In most areas of the country, having at least basic insurance coverage on a car that you drive is a requirement for taking it out on the roadway. However, this is not always the case. Auto insurance laws vary by state, and while most mandate coverage, a couple of jurisdictions make it optional.
However, if you have auto insurance, and chances are that you do, it may be helpful to know what your coverage entails and who your policy applies to. This way, you can tell if you are not getting the coverage you deserve from your insurance company.
According to the Insurance Information Institute, the minimum auto insurance coverage requirements you must meet depend a great deal upon the laws of your state.
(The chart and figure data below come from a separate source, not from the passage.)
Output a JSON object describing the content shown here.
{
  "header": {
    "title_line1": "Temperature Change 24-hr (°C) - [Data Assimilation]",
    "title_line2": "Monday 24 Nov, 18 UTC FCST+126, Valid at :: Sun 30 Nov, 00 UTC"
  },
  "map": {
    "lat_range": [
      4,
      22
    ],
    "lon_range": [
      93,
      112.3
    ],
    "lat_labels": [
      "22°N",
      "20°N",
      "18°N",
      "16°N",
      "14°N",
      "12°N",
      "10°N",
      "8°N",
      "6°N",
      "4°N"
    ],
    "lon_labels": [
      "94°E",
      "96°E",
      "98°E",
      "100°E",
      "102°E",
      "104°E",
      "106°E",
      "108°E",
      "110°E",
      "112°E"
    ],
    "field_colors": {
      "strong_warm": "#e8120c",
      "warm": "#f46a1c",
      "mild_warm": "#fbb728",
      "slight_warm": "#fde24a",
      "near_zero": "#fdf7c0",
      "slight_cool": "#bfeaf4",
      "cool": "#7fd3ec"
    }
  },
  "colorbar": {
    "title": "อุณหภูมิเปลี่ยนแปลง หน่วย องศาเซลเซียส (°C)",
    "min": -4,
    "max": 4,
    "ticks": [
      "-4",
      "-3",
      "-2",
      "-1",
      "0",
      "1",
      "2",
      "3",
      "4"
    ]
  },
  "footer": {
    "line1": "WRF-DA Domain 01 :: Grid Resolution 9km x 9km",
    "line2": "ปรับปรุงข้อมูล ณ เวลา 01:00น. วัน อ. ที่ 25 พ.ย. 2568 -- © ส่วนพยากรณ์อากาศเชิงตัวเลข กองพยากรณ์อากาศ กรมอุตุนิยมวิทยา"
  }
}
Three types of coverage requirements are nearly universal:
- Uninsured motorist coverage
- Property damage liability
- Bodily injury liability
In other words, you typically require enough coverage to pay for damage that you may cause to someone else's person or property with your car. Additionally, you need coverage for injuries or damage that you may sustain if someone without insurance crashes into you. Sixteen states also require personal injury protection, which covers medical expenses regardless of who is at fault. In other states, PIP coverage is available but not mandatory.
If you are the policyholder, you may add additional drivers to your policy, meaning that coverage extends to them if an accident occurs while they are operating the vehicle. This is helpful if you share the use of the car among two or more family members, roommates, etc.
The information in this article is not intended as legal advice but provided for educational purposes only.